Opening day comparison
At the time, some Manchester United fans got a little giddy about what the season might promise.
Certainly, the 4-0 thrashing of Chelsea on the opening day of the campaign remains United’s best result this term, though it was an outlier and it should have been obvious in the nature of their performance at Old Trafford. Inevitably, results in the weeks since have shown that Ole Gunnar Solskjaer’s side are not that good, and Frank Lampard’s side are not so bad after all.
Yet United can still use that game as a template of how to play against this Chelsea outfit. Lampard’s men have become more streetwise in the past few months and appear to have discovered a new-found confidence, yet they remain defensively vulnerable and reliant on some inexperienced players. Christian Pulisic sprung from the wilderness against Burnley with a hat-trick; Mason Mount and Tammy Abraham are promising rookies and Fikayo Tomori a surprising and still unproven selection at the back.
So, even with both managers set to rotate their squads, United can catch the Blues out on the counter-attack once again and make themselves Lampard’s bogey team.
Test of Solskjaer’s faith in youth
Solskjaer wouldn’t be drawn into confirming his team for Stamford Bridge, though he hinted that Brandon Williams and James Garner were in contention to start, after both impressed in the Europa League win at Partizan Belgrade last week.
Williams is certainly pushing Ashley Young very close for the left-back slot, in the absence of Luke Shaw, while Garner’s chances are coming more because of the dearth of midfield options at the club right now. Nevertheless, selecting Williams, Garner and probably Mason Greenwood too would show how much Solskjaer is prepared to trust his youngsters.
The Norwegian has spoken regularly about putting faith in players promoted from the Under-23s, being “brave” and not viewing it as a “risk”. But the proof of the pudding, as always, will be in his selection decisions.
In the case of Williams another strong showing from the teenage full-back could give Solskajer a real dilemma for the Bournemouth league match at the weekend – and another test of his faith in youth.
A balancing act
Exactly how many changes does Solskjaer dare make?
Again, it will reflect his confidence and how badly he wants to maintain United’s current run, which could be stretched to three consecutive away victories – after 232 days without a win on the road.
The threadbare nature of United’s squad, exacerbated by a number of injuries to key players like Paul Pogba and Luke Shaw, means some first-teamers will have to keep their places.

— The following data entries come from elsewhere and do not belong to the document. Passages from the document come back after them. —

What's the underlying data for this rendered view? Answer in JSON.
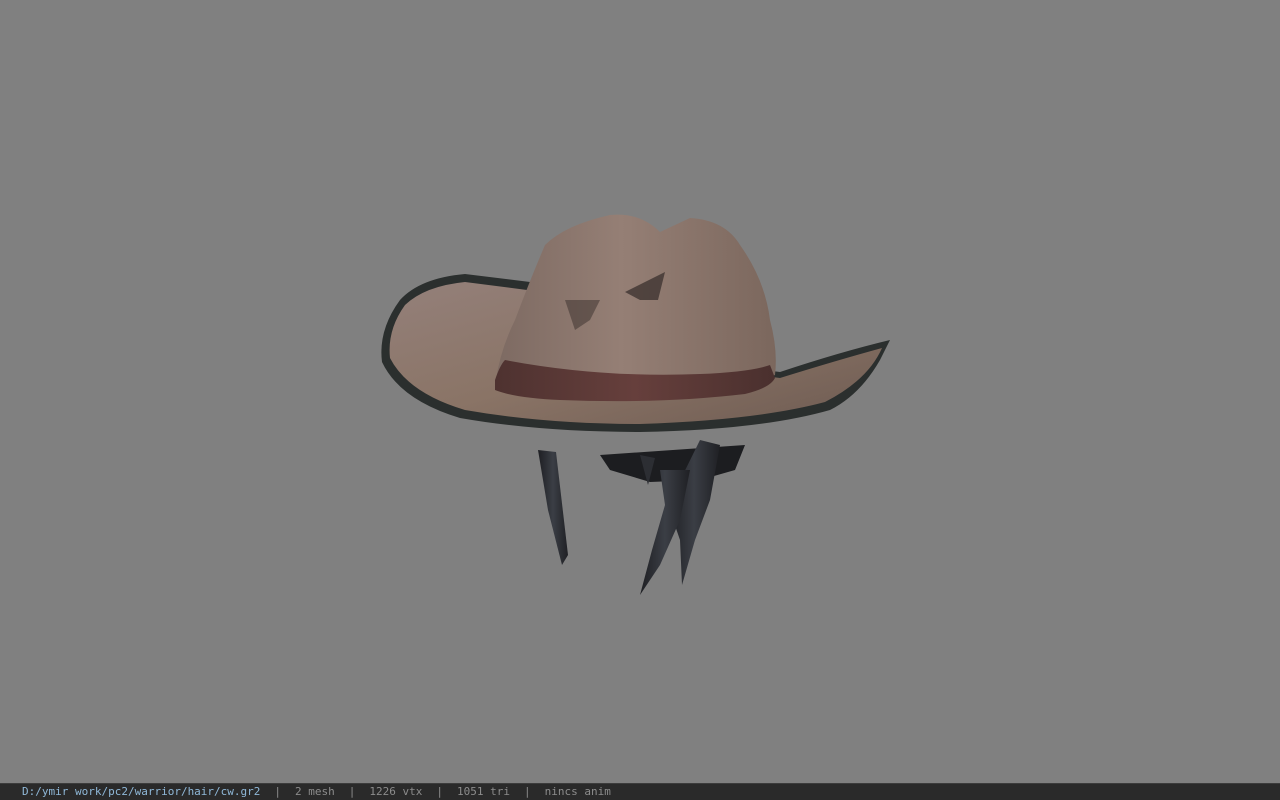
{
  "viewer": {
    "background_color": "#808080",
    "model_name": "cowboy-hat-with-hair"
  },
  "status_bar": {
    "file_path": "D:/ymir work/pc2/warrior/hair/cw.gr2",
    "separator": "|",
    "mesh_count": "2 mesh",
    "vertex_count": "1226 vtx",
    "triangle_count": "1051 tri",
    "anim_status": "nincs anim"
  },
  "colors": {
    "hat_felt": "#8a7466",
    "hat_band": "#5a3a37",
    "brim_edge": "#2b2f2e",
    "hair": "#2a2c30",
    "path_text": "#8fb8d8",
    "stat_text": "#8c8c8c"
  }
}
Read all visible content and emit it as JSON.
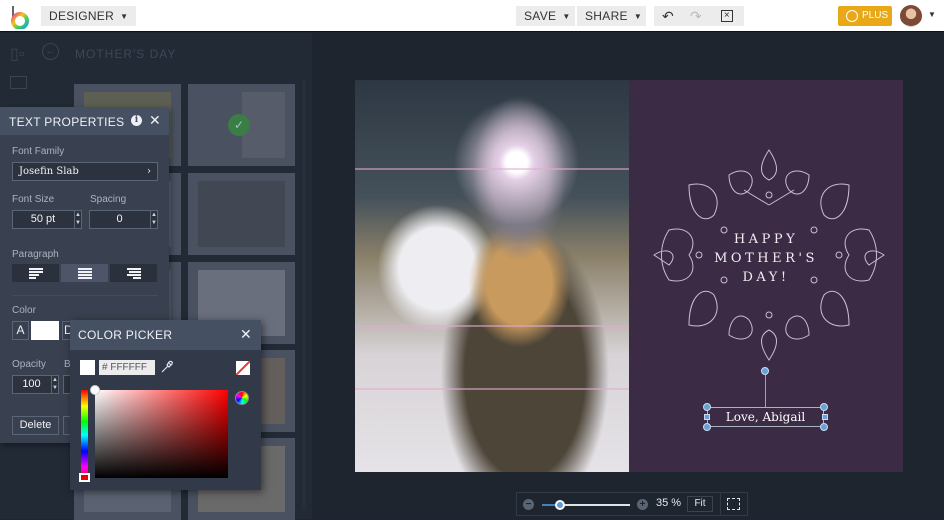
{
  "topbar": {
    "mode_menu": "DESIGNER",
    "save": "SAVE",
    "share": "SHARE",
    "plus": "PLUS",
    "icons": [
      "logo-icon",
      "undo-icon",
      "redo-icon",
      "close-design-icon",
      "plus-badge-icon",
      "user-avatar"
    ]
  },
  "left_panel": {
    "breadcrumb": "MOTHER'S DAY",
    "icons": [
      "layouts-icon",
      "back-arrow-icon",
      "folder-icon"
    ],
    "templates": [
      {
        "name": "template-1"
      },
      {
        "name": "template-2",
        "selected": true
      },
      {
        "name": "template-3"
      },
      {
        "name": "template-4"
      },
      {
        "name": "template-5"
      },
      {
        "name": "template-6"
      },
      {
        "name": "template-7"
      },
      {
        "name": "template-8"
      },
      {
        "name": "template-9"
      },
      {
        "name": "template-10"
      }
    ]
  },
  "text_properties": {
    "title": "TEXT PROPERTIES",
    "font_family_label": "Font Family",
    "font_family_value": "Josefin Slab",
    "font_size_label": "Font Size",
    "font_size_value": "50 pt",
    "spacing_label": "Spacing",
    "spacing_value": "0",
    "paragraph_label": "Paragraph",
    "alignment_options": [
      "left",
      "center",
      "right"
    ],
    "alignment_selected": "center",
    "color_label": "Color",
    "color_a": "A",
    "color_d": "D",
    "color_value": "#FFFFFF",
    "opacity_label": "Opacity",
    "opacity_value": "100",
    "blend_label": "B",
    "delete_label": "Delete"
  },
  "color_picker": {
    "title": "COLOR PICKER",
    "hex_value": "# FFFFFF",
    "hue": "red"
  },
  "card": {
    "headline_line1": "HAPPY",
    "headline_line2": "MOTHER'S",
    "headline_line3": "DAY!",
    "selected_text": "Love, Abigail",
    "background_color": "#3b2b45"
  },
  "zoom": {
    "level": "35 %",
    "level_fraction": 0.2,
    "fit_label": "Fit"
  }
}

And that’s just as well, with the likes of Scott McTominay, Aaron Wan-Bissaka and Harry Maguire approaching untouchable status in terms of their spots in the first-choice side.
Solskjaer will also be keen to keep Anthony Martial in the side after he had a transformative effect on the team at Norwich, though will also be keen to keep the Frenchman fresh for the league.
The other dilemma Solskjaer could have after this trip to Chelsea relates to what formation he favours.
He and assistant boss Mike Phelan devised a 3-4-1-2 system for the games against Partizan and Liverpool, which did the job in terms of grinding out productive results.
Yet a return to four at the back worked wonders at Norwich – with Martial and Marcus Rashford starting together for the first time since August, to devastating effect.
With United facing an in-form side away from home, the temptation will be to revert to 3-4-1-2 again. And if that succeeds in nullifying Chelsea and offering United enough opportunities on the counter-attack, Solskjaer could have another big decision to mull over at Bournemouth on Saturday lunchtime.
He must call both games correctly from a tactical standpoint.